Ci piaccia o no, questo è quello che è successo e sta succedendo. Chi pensa che vi sia un vincitore in questi conflitti se è in buonafede sa benissimo che in realtà si è tutti dei perdenti.
Se già partiamo da questa consapevolezza siamo sulla buona strada per trovare le soluzioni.
Soluzioni che a nostro parere sono racchiuse in due fattori: trasparenza e diversificazione.
Trasparenza significa evidenziare sempre, come abbiamo scritto ormai decine di volte, il modello produttivo (si deve rendere sempre più distinguibile il grande dal piccolo produttore ma non per questioni “sindacali” ma di costruzione adeguata di una piramide di posizionamento delle nostre denominazioni).
Diversificazione perché è alla base della costruzione di una piramide qualitativa delle nostre denominazioni finalmente efficace. Non ci spingiamo oltre perché abbiamo scritto centinaia di volte sul tema, per esempio, dell’utilizzo dei nostri “cru”, del miglioramento del posizionamento delle nostre denominazioni “sfruttando” (elevando) il vertice e non la base.

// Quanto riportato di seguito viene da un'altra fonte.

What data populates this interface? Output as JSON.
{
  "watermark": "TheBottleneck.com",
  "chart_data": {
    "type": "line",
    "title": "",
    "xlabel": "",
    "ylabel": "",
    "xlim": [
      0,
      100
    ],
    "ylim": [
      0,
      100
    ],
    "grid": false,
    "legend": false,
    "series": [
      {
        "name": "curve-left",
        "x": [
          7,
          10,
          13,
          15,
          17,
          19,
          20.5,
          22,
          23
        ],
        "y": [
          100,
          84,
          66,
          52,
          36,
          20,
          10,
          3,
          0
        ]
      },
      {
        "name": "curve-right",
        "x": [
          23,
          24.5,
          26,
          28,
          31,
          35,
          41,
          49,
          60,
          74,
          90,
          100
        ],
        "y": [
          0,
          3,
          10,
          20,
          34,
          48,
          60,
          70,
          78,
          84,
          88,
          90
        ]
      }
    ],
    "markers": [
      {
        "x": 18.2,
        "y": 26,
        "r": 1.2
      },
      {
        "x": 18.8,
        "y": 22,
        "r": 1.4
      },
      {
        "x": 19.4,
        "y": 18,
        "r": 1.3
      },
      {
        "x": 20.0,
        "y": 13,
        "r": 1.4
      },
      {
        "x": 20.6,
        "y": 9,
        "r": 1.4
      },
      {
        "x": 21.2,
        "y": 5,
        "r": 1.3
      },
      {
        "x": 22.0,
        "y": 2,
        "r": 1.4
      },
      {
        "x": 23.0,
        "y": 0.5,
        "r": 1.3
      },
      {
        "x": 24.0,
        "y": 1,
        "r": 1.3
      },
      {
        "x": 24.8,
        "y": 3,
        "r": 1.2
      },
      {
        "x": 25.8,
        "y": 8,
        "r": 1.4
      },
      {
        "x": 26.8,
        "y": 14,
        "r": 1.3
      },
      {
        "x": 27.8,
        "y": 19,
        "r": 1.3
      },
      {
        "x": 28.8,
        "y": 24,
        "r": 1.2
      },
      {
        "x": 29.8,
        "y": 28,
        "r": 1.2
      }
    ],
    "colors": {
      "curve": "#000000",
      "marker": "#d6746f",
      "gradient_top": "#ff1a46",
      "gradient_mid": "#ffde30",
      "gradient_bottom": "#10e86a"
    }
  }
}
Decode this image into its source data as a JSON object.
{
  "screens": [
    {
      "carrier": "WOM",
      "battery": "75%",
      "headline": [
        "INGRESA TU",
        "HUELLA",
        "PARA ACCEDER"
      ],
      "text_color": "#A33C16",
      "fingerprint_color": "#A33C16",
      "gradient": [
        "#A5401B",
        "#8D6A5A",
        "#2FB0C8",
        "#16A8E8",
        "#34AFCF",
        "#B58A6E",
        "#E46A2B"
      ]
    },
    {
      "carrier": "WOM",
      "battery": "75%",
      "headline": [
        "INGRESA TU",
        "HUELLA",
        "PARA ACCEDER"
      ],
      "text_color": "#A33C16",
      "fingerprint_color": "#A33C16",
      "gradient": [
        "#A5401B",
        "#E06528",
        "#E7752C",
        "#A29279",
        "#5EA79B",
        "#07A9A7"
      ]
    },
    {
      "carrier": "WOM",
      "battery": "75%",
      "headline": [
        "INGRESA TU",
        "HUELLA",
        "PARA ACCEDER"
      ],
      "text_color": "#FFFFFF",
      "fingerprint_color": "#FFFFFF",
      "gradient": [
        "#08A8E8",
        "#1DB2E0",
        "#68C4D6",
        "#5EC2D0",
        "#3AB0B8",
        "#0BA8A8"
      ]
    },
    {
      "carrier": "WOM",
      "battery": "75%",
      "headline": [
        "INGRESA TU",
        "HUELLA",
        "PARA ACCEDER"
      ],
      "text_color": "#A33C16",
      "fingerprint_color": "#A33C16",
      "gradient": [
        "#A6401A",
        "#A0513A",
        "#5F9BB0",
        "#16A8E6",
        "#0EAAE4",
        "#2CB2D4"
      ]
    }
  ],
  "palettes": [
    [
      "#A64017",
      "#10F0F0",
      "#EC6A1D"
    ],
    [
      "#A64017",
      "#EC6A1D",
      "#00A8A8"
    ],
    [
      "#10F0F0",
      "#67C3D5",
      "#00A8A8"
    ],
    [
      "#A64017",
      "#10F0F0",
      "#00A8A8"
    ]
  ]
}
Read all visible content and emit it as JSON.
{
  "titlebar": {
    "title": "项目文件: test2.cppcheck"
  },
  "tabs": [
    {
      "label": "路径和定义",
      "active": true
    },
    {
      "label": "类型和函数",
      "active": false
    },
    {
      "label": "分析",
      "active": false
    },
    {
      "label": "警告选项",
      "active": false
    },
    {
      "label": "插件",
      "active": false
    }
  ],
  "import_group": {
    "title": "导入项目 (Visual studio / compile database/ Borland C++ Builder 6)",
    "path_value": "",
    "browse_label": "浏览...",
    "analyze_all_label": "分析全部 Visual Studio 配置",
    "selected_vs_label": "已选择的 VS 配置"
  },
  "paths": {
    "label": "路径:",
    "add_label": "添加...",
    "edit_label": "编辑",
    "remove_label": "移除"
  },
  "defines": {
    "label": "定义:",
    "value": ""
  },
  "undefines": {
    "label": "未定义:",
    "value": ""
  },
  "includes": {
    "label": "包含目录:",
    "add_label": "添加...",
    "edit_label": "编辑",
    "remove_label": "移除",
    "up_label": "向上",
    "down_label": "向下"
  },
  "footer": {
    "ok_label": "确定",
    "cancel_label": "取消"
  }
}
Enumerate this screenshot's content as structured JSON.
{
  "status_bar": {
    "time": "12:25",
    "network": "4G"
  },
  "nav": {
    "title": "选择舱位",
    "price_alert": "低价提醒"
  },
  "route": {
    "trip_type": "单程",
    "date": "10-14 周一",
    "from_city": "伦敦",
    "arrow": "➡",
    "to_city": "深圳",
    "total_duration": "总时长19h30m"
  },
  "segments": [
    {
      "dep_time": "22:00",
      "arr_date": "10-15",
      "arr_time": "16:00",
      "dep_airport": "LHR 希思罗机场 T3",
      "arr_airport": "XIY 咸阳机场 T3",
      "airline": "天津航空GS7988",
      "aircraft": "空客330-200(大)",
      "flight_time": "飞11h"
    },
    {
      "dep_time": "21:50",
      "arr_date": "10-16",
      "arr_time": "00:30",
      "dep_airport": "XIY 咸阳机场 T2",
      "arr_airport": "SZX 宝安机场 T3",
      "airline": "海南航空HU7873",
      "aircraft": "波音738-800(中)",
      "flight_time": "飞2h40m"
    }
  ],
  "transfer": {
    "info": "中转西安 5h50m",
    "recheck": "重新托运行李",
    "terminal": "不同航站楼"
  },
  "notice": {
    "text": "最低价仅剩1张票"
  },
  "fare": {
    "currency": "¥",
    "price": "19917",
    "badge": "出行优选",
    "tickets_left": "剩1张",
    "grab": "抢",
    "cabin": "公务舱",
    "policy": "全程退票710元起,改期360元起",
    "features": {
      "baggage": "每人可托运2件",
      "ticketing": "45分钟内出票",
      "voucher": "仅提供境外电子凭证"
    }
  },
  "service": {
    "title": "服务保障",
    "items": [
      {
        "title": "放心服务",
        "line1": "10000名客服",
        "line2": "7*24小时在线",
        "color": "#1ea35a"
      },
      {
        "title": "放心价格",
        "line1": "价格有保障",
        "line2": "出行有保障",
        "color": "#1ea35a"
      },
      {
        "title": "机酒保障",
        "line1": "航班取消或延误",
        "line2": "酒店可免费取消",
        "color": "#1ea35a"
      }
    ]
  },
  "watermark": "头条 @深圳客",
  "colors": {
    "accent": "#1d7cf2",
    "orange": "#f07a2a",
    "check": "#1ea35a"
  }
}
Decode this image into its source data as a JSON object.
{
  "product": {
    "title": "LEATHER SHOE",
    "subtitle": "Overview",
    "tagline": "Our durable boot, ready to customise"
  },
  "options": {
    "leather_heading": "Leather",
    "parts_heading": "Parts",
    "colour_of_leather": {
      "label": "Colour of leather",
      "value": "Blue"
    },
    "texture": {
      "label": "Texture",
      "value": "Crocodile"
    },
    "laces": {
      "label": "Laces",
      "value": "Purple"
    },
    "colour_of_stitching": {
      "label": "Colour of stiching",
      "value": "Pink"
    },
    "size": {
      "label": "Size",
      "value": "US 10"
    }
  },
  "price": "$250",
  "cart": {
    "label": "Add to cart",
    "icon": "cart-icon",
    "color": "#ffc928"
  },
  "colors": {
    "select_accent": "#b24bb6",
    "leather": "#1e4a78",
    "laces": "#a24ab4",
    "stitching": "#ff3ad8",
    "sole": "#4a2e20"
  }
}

Ma oggi, in relazione a questa tematica, ci viene in aiuto un’esperienza unica nel panorama vitivinicolo del nostro Paese, per certi aspetti peculiare anche rispetto a quanto avviene a livello internazionale.
Stiamo parlando del Pinot Grigio. Ne abbiamo scritto anche recentemente in relazione ad un tasting organizzato a Vinitaly per evidenziare un ipotetico “stile italiano”. Su questo tema vi rimandiamo a link dell’articolo.
Ma l’esperienza del Pinot Grigio ci rimanda ancora una volta alla necessità di superare le barriere ideologiche e almeno provare a ragionare senza pregiudizi.
E’ possibile, pertanto, pensare, almeno una volta, a riunire sotto un unico tetto tutta la produzione di Pinot Grigio italiana? Anche riguardo al tema dello stile italiano, noi abbiamo espresso l’opinione che la nostra forza sta nella straordinaria eterogeneità produttiva.
Ma potremmo sognare di costruire insieme, grandi e piccoli, artigiani e industriali, una piramide qualitativa del Pinot Grigio percepibile a livello mondiale? Capace di far riconoscere i giusti posizionamenti? Capace di fare emergere le differenze senza la paura che questo impoverisca qualcuno o delegittimi qualcun altro?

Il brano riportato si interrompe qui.